Part 2 Outdoor Adventure Series: Wyoming Catholic College

Wyoming Catholic College’s COR Expeditions; wyomingcatholic.org

The 4-part Outdoor Adventure Series will consist of essays written by students who participated in one of Wyoming Catholic College’s COR Expeditions: a 21-day backpacking trip infused with faith, community, virtue and beauty.

Choose Wisely by Emily Gecosky

Wild berries were our staple snack food during our time in the Wind River Range of Wyoming. They were our sustenance: our sweet antidote for the soggy bland oats, the crown of our backcountry apple pie, the rich carpeting of several campsites, and even fish food. I remember standing on a rock one day during our three week escapade, tossing small rosy berries onto the surface of the veiled yellow depths of Lake Vera. I watched them drift lazily, and within moments a little fish pounced upon one of the berries, sucking it up with a sudden plop.The other berries soon met their demises in this fashion. Moments ago the fish had been wandering the sandy floor of the lake, sucking on pebbles and spewing them out again, but they forgot about their pebbles when they noticed the berries.

How like these fish we as human beings are: searching, foraging, grabbing at good things when we perceive them— perhaps for better things than we had before, as the fish abandoned their pebbles for the sake of berries. But what if they weren’t good— what if the berries I threw to the fish were poisonous? They probably would’ve eaten them anyway, mistaking them for food. In the same way, I think we often judge incorrectly: that in our innate desire for good things we can end up taking what merely appears good, but what is not actually good, and that in our hunger we often don’t distinguish between good berries and poisonous ones. We are beings cursed by concupiscence, which is the moral tendency to veer off course as misaligned tires would cause a car to tend slightly to the left, needing constant correction. It is precisely this bi-product of the Fall which makes us confused and causes us to choose wrongly. I then remembered how C.S. Lewis put words to such confusion in his Screwtape Letters. In one of the letters, the demon Screwtape corresponds with a less experienced demon, instructing him in the fine art of corrupting people. He explains the subtle differences between kinds of joy and how to use them to their advantages. Screwtape says, “Fun is closely related to Joy— a sort of emotional froth arising from the play instinct. It is very little use to us. It can sometimes be used, of course, to divert humans from something else which the Enemy would like them to be feeling or doing: but in itself it has wholly undesirable tendencies; it promotes charity, courage, contentment, and many other evils.
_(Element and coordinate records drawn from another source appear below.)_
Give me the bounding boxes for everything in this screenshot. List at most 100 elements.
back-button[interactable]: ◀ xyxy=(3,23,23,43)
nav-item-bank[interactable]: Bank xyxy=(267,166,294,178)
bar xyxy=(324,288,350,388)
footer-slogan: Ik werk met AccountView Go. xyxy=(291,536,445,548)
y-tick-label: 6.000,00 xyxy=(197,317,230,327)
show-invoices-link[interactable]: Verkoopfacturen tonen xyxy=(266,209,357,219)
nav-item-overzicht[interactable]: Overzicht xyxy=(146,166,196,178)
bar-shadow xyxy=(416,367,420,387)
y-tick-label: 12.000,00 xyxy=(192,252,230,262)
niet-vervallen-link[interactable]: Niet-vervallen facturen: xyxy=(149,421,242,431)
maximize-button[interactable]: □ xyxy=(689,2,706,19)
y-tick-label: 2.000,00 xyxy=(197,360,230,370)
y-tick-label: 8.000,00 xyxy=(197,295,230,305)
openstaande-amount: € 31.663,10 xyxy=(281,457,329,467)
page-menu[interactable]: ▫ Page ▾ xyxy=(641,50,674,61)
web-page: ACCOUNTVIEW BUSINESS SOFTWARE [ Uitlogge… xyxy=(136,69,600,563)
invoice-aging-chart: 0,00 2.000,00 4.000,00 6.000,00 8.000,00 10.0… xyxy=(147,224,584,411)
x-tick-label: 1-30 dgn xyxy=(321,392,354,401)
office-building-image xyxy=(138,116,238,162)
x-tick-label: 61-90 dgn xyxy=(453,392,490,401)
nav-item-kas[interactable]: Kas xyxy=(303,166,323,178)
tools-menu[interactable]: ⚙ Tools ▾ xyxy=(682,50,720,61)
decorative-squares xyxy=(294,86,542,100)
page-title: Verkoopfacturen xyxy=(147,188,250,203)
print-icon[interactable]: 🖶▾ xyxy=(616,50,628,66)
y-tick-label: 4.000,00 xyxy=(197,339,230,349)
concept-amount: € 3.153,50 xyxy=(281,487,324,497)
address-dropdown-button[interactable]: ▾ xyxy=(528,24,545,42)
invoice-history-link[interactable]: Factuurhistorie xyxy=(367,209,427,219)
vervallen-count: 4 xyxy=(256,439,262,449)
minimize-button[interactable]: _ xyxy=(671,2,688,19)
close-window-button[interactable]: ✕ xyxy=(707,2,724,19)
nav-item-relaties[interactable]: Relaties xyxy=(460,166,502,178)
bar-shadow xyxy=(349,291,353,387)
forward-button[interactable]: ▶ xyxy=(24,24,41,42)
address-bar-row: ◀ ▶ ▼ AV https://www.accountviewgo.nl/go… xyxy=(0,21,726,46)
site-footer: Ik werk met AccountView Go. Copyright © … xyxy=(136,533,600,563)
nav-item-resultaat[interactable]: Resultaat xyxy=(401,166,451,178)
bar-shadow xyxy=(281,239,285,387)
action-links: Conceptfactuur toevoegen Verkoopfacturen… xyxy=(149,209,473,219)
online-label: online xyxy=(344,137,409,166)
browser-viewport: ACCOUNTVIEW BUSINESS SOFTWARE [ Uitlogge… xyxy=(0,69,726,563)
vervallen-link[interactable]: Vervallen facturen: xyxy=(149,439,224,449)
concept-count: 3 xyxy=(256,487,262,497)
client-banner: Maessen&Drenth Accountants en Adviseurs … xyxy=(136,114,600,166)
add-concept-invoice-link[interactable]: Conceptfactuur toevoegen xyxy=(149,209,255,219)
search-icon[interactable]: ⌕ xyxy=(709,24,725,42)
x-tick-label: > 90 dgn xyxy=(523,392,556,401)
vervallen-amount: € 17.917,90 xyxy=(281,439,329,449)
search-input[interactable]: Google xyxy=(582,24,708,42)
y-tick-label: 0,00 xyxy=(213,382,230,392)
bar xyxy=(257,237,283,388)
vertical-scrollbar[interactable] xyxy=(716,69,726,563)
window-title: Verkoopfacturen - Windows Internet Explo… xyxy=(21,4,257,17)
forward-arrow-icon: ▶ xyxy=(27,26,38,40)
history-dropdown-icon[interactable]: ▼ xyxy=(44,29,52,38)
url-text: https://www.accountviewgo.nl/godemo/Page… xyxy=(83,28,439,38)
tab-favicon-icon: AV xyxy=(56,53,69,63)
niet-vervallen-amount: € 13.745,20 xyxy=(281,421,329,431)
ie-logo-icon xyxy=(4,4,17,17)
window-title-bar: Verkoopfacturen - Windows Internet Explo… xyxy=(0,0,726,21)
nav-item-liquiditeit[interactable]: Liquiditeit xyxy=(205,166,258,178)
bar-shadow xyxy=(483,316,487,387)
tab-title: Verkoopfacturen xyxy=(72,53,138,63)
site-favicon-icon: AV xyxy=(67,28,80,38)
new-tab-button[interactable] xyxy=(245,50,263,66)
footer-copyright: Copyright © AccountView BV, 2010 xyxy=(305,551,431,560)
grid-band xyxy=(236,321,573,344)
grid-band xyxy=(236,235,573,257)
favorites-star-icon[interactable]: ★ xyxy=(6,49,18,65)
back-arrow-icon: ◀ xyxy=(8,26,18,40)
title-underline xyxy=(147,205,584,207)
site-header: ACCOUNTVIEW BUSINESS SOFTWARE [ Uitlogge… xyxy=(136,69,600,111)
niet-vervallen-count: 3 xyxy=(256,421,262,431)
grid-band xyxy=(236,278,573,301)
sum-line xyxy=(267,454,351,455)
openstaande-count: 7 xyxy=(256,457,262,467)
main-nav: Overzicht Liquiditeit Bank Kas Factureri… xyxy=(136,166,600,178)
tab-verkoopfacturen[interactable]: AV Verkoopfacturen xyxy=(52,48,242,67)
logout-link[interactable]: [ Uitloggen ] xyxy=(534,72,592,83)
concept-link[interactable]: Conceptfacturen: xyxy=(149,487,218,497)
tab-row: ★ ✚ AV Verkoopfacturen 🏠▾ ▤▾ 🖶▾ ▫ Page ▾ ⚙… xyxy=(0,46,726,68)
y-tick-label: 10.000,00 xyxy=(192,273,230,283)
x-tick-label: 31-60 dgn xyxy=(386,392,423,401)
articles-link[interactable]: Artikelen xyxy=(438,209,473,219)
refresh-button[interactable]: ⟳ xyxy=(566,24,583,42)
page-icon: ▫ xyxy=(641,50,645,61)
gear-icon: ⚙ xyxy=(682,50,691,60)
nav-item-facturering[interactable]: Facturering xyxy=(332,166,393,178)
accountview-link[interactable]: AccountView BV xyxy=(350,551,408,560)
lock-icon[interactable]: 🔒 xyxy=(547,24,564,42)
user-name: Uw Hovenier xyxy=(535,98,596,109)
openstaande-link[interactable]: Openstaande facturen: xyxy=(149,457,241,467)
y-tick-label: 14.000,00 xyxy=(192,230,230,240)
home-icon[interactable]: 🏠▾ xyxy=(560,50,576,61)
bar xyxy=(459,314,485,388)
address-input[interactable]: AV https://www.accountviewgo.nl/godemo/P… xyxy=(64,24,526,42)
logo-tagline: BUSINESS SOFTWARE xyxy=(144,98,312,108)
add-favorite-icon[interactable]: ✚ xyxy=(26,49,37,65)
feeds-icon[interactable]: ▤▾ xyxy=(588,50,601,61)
The Joke Proper, which turns on sudden perception of incongruity, is a much more promising field…” (Lewis, 50). The demons speak of a type of joy that will strengthen a person with good things versus a joy that will lead to their ruin— the difference between the good berry and the poisonous berry. People love and gravitate towards humor— why else are memes so popular? But in their desire for humor, they are prone to choosing the detrimental kind, a kind that will wound and degrade. A sad irony arises as well: even the demons are confused on what is “Enemy” and “evil”, as they use these words to refer to “God”, and to “goodness”. They have it flipped around.

My thoughts were interrupted by the chattering of chipmunks in the trees above me. There I stood, thinking deeply over something as insignificant as snacking fish. It wasn’t all that strange, since the day was especially set aside for this kind of meditation, for silence and self-reflection. A few hours in the presence of raw nature can turn anyone into a philosopher. With the day ahead of me, I kept tossing berry after berry, seeing the hungry mouths of fish breaking the surface of the glassy yellow water.